Hera es en la antigua mitología griega la diosa principal del Olimpo, reina del cielo y de los dioses. Ella es hija de Cronos y de Gea y, por lo tanto, hermana de Zeus, del que también es su esposa.
Hera nació en la isla de Samos (aunque también los habitantes de Argos se adjudican ese privilegio) e igual que sus hermanos fue devorada por su padre. Sólo Zeus, el menor, se escapó de ser engullido por Cronos, quien temía que sus hijos lo fueran a destronar y por eso los mataba al nacer, comiéndoselos.

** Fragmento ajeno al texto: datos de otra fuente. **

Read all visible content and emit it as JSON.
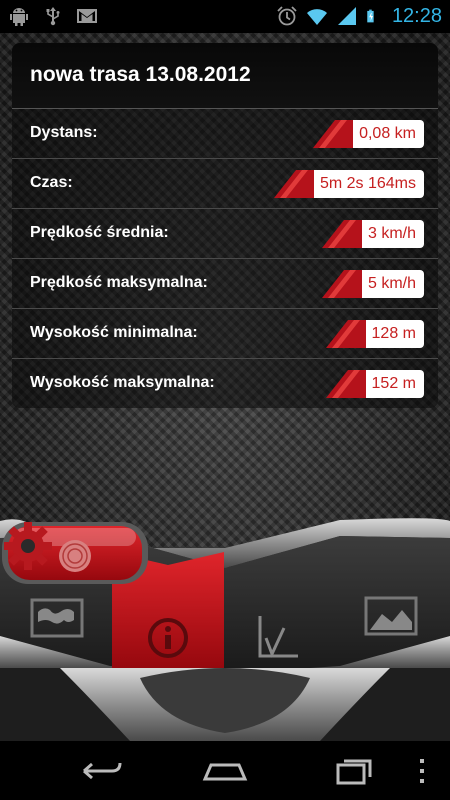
{
  "status_bar": {
    "time": "12:28",
    "icons_left": [
      "android-debug-icon",
      "usb-icon",
      "gmail-icon"
    ],
    "icons_right": [
      "alarm-icon",
      "wifi-icon",
      "signal-icon",
      "battery-charging-icon"
    ]
  },
  "route": {
    "title": "nowa trasa 13.08.2012",
    "stats": [
      {
        "label": "Dystans:",
        "value": "0,08 km"
      },
      {
        "label": "Czas:",
        "value": "5m 2s 164ms"
      },
      {
        "label": "Prędkość średnia:",
        "value": "3 km/h"
      },
      {
        "label": "Prędkość maksymalna:",
        "value": "5 km/h"
      },
      {
        "label": "Wysokość minimalna:",
        "value": "128 m"
      },
      {
        "label": "Wysokość maksymalna:",
        "value": "152 m"
      }
    ]
  },
  "dashboard": {
    "tabs": [
      "map-icon",
      "info-icon",
      "chart-icon",
      "elevation-icon"
    ],
    "active_tab": "info-icon",
    "accent_color": "#c8141a"
  },
  "nav_bar": [
    "back-icon",
    "home-icon",
    "recent-apps-icon",
    "menu-icon"
  ]
}
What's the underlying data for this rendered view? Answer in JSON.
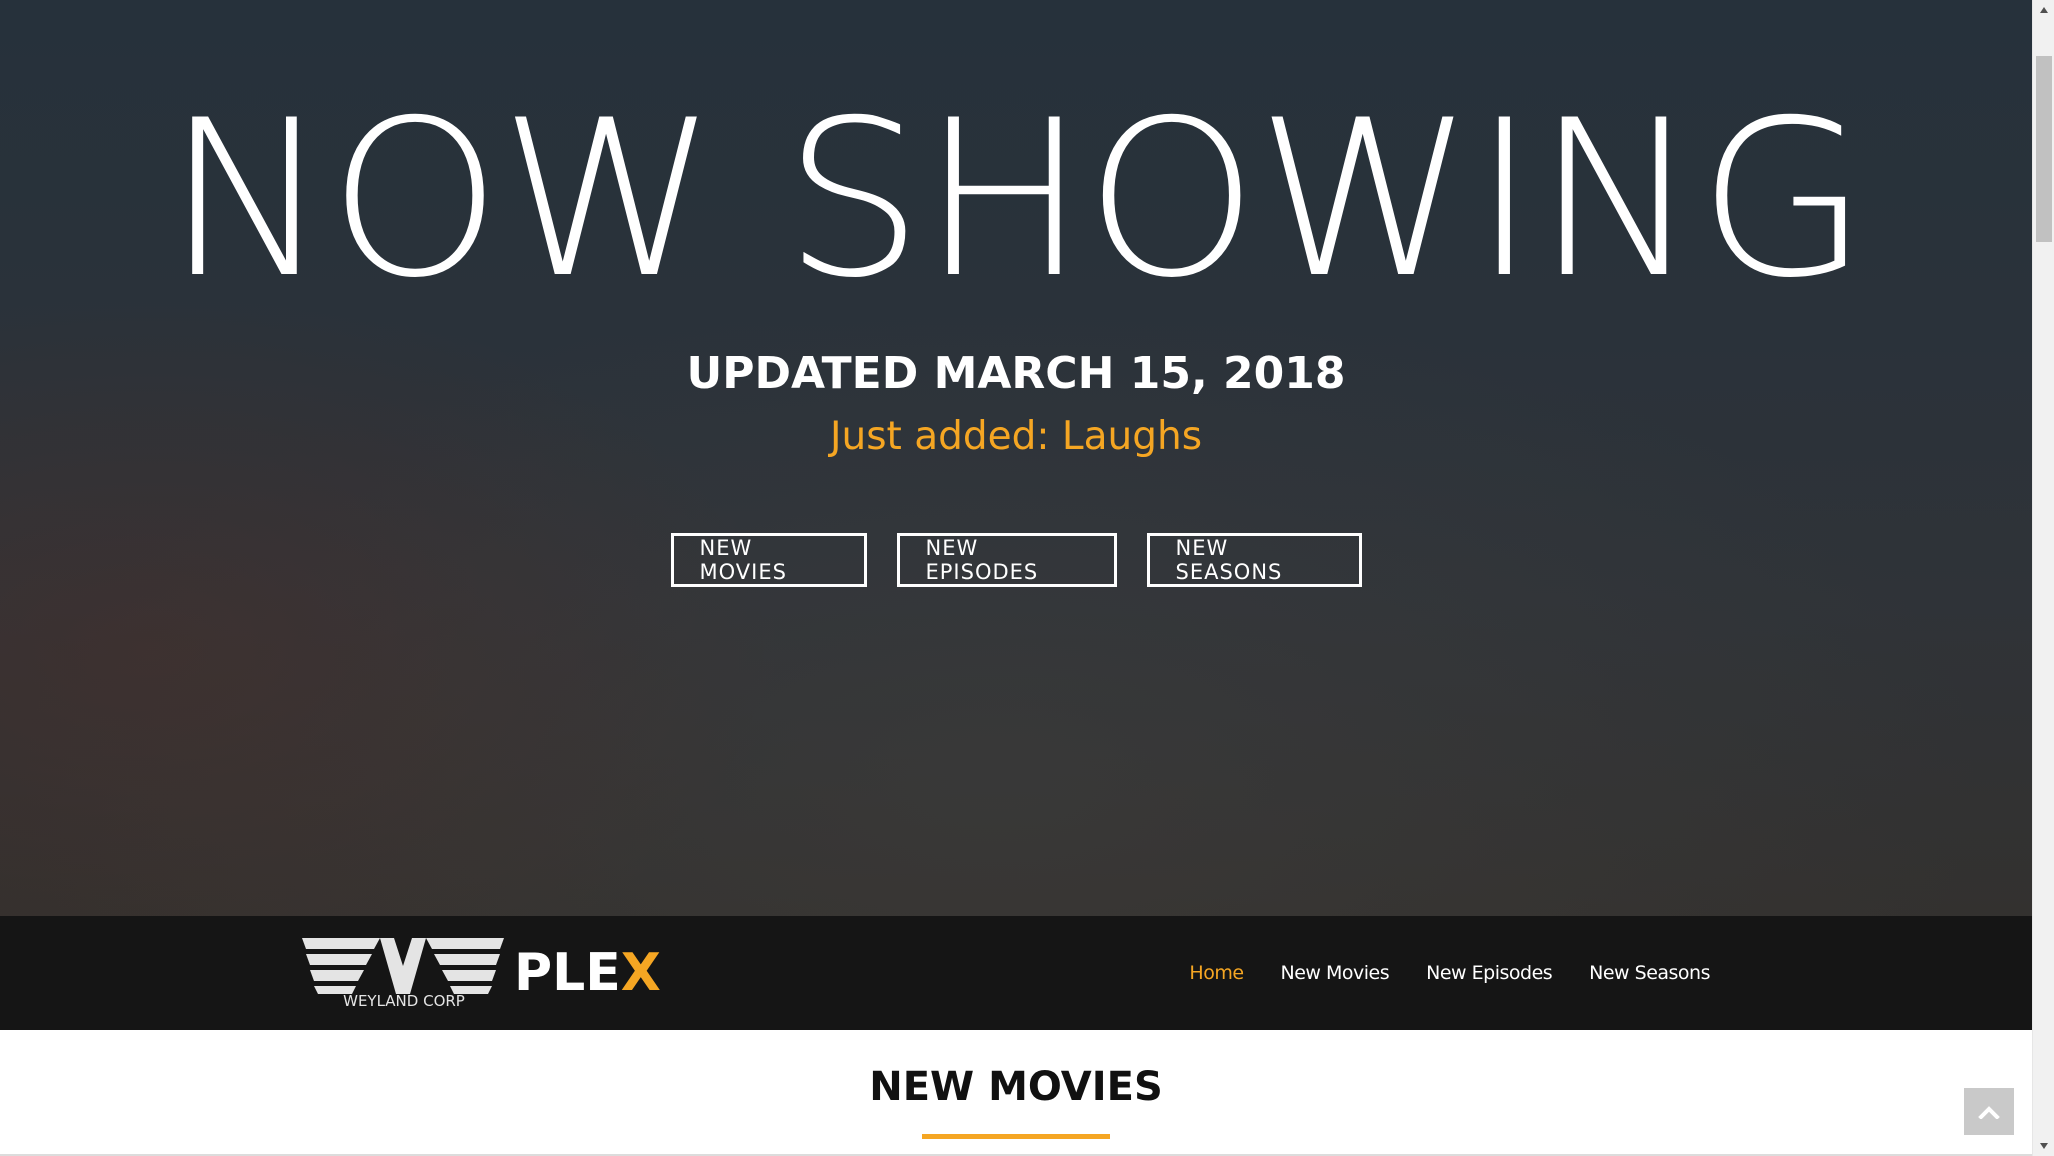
{
  "hero": {
    "title": "NOW SHOWING",
    "updated": "UPDATED MARCH 15, 2018",
    "just_added": "Just added: Laughs",
    "buttons": {
      "new_movies": "NEW MOVIES",
      "new_episodes": "NEW EPISODES",
      "new_seasons": "NEW SEASONS"
    }
  },
  "navbar": {
    "logo_text": "WEYLAND CORP",
    "brand": "PLE",
    "brand_x": "X",
    "links": {
      "home": "Home",
      "new_movies": "New Movies",
      "new_episodes": "New Episodes",
      "new_seasons": "New Seasons"
    },
    "active": "Home"
  },
  "section": {
    "title": "NEW MOVIES"
  },
  "icons": {
    "back_to_top": "chevron-up-icon",
    "scroll_up": "triangle-up-icon",
    "scroll_down": "triangle-down-icon",
    "logo": "weyland-corp-logo-icon"
  },
  "colors": {
    "accent": "#f5a623",
    "hero_bg": "#2a323a",
    "navbar_bg": "#151515",
    "text_light": "#ffffff",
    "section_title": "#111111"
  }
}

Si Zeus se escapó fue porque su madre, cansada de ver morir a sus hijos, engañó a su cruel esposo dándole a comer una piedra envuelta en pañales, que Cronos engulló sin darse cuenta de la suplantación.
Pero Hera y sus hermanos volvieron a la vida cuando Cronos los vomitó, después de tomar un brebaje preparado por Temis, la diosa de la astucia, a solicitud de Gea, la madre Tierra. Y al parecer cuando Cronos vomitó a sus hijos éstos seguían siendo bebés, pues según la leyenda Hera fue criada en la región de la Arcadia por Temeno, el hijo de Pelasgo (“el antiguo”), a quien se le consideraba como padre de los originales pobladores de Grecia: los pelasgos. Y las nodrizas de Hera fueron las Horas, como se les llamaba a las diosas de las estaciones.
Creció Hera y llegó a ser la divinidad femenina más hermosa del Cielo y la Tierra. De manera que cuando su hermano menor, Zeus, fue a visitarla en el monte Tornax (después llamado Monte del Cuco), en la Argólide, apenas la vio se enamoró perdidamente de ella y quiso poseerla sexualmente. Es que Zeus era terriblemente lujurioso, tanto que había violado a su propia madre. Sin embargo, Hera, quien además de bella y hermosa era casta y pudorosa, rechazó la pretensión amatoria de su hermano.
Entonces Zeus se convirtió en un pájaro llamado cuclillo o cuco, se posó sobre la rama de un árbol, junto a una fuente donde descansaba Hera y fingió caerse en la orilla del agua. La compasiva Hera tomó en sus manos al pajarito, que se había enlodado, lo limpió cariñosamente y lo puso en su regazo. En ese instante Zeus volvió a su verdadera forma y violó a su sorprendida hermana.
Hera se sintió tan avergonzada por haber perdido su virginidad que le exigió casamiento a Zeus, a lo que éste accedió con gusto, pues se había enamorado de su hermana. Todos los dioses acudieron a la boda de Hera con Zeus y le hicieron magníficos regalos, siendo el más importante el de su madre, Gea, quien le obsequió a su hija un maravilloso árbol manzano, cuyos frutos eran de oro. Hera plantó el árbol de las manzanas de oro en un jardín particular que poseía en el Monte Atlas, y lo puso al cuidado de las Hespérides, como se les llamaba a las hijas del titán Atlante y de Héspero, la estrella del atardecer.
La boda de Hera con Zeus se celebró en la isla de Samos, donde la pareja disfrutó su primera noche de bodas que según la leyenda habría durado trescientos años. Pero después Hera fue a bañarse a la fuente de Canatos, cerca de Argos, cuyas aguas mágicas le devolvieron la virginidad.
Desde entonces, y siempre, después de hacer el amor con su lujurioso e insaciable marido Hera va a bañarse a las aguas de Canatos, para mantenerse virgen por toda la eternidad.